Foxes Will Attack During the Day
I always thought foxes only hunt at night. Our poultry pen is fox-prove, so the animals are save at night. But I do let them into the yard during the day. A view years ago I was on the phone, when I heard the ducks making a big fuss. I ignored it for a while. When I finally went outside to check on them, I was confronted with a bloodbath! There were 3 dead chickens and various injured animals. Some broody hens were save in theirs nests. Some chooks were able to fly over the fence. They came back after a view hours. We suspected a mother fox taught her cubs how to kill birds, because the ducks had bite marks on their necks, but they were not dead.
I kept the animals locked up during the day for a view weeks, but they were so sad, so I let them out again. The foxes came back during the day while I was sitting on the computer. This time I didn’t hear a thing. I was so upset to find another disaster hours later.
We installed a solar-powered radio in the chicken coop. This seemed to work for a year, but then there was another attack during the day while my partner worked in the nearby shed. We set up fox traps and were able to catch one of the cubs.
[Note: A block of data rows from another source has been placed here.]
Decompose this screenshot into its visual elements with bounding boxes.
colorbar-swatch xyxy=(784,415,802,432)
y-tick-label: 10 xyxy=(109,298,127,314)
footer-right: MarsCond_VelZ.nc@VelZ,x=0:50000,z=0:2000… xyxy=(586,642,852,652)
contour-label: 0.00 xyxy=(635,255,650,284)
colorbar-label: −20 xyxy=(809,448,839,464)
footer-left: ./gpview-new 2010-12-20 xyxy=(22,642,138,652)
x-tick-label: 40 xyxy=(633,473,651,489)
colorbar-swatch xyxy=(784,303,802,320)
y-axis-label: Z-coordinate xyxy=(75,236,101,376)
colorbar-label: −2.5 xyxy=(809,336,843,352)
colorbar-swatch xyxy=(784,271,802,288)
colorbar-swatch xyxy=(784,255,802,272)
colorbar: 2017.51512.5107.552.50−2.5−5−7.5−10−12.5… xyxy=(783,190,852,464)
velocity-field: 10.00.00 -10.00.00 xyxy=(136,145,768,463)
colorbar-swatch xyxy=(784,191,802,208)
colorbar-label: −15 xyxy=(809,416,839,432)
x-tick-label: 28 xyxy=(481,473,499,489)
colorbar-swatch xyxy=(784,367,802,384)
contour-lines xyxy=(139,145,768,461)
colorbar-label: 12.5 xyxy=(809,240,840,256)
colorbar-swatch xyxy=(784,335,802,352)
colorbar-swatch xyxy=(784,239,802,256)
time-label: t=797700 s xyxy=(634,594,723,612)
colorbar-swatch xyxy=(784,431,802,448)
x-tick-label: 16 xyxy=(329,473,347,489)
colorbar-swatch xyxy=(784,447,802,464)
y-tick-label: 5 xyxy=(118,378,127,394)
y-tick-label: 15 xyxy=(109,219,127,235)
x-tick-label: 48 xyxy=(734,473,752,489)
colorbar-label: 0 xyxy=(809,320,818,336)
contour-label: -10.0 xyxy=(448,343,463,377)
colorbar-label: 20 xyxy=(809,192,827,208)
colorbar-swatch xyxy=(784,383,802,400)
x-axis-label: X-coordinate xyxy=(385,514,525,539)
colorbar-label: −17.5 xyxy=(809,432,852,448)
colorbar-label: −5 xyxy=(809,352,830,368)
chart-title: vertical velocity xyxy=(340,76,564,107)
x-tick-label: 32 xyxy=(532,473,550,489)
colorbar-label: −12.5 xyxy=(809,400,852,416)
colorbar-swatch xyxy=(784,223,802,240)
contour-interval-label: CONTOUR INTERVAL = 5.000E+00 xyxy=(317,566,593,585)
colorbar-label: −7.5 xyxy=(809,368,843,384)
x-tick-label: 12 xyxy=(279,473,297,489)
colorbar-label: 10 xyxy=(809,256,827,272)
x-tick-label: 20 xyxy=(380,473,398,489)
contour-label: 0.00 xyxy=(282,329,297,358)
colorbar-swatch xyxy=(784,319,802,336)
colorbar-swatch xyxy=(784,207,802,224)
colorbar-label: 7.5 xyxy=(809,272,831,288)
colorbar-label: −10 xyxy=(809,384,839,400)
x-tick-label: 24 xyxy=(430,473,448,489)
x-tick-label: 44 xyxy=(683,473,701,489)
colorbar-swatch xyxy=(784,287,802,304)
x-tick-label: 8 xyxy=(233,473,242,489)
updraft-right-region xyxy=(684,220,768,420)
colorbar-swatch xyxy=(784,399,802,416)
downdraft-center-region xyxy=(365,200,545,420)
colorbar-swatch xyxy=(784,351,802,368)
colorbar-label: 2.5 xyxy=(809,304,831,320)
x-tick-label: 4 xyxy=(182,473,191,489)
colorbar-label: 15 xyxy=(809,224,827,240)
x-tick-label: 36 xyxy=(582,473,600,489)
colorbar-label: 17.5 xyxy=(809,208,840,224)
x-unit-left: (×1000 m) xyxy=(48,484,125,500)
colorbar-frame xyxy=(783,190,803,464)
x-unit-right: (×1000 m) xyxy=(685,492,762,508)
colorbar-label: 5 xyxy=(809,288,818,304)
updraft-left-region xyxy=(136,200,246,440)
He was so cute and it made me sad that he had to be shot, but it had to be done. (Lucky not by me!) We purchased 2 geese shortly after that episode and there hasn’t been another attack since then.
Poultry can Die Unexpectedly
I used to think, when you buy poultry, most of them stay with you until they die of old age. But actually we lost many birds for one reason or the other over the years and had to replace them.
Sometimes a chook looks totally fine and happy one day and you find her dead the next day without any scratch and you wonder why. Sometimes a duck gets attacked by a wild animal (maybe a crow) and her wounds need tending.
Sometimes an egg is too big to be pushed out and gets stuck. Before you know it the vent gets covered in poo, blowflies lay maggots in it and they start eating the bird alive. That happened to one of our ducks. My partner tried to save her by washing her, gently braking the egg in her and removing it, but her skin was raw and red. Her wounds got infected and she was dead the next day.
Sometimes chicks get stuck in their shell when they try to hatch and die. Sometimes a chook gets paralysed, can’t move and can’t breathe. Maybe she was bitten by a snake? No idea. Sometimes poultry get killed by a fox and make you wonder, why you are still doing it all.
At the beginning I used to cry whenever we lost an animal. They are part of our family, our pets. Now I hardly ever give new arrivals a name, so I don’t get as attached to them which helps me to cope with the loss. It’s because of the joy of watching them and the taste of home-grown eggs that keep me persisting.
You can Freeze Eggs
I hate if when I don’t have enough eggs in winter and have to buy them from the supermarket. You just can’t compare shop bought eggs with backyard eggs. The taste is so different. Last year I learned that you can freeze eggs. This is so amazing, because now I can freeze surplus eggs in summer and use them in cakes and quiches in winter or just make scramble eggs. You can freeze egg whites, egg yolks or whole eggs. There are many different methods described on the internet. I like to freeze whole eggs in silicone containers. It’s so easy. Check out the website Fresh Eggs Daily to learn how to do it.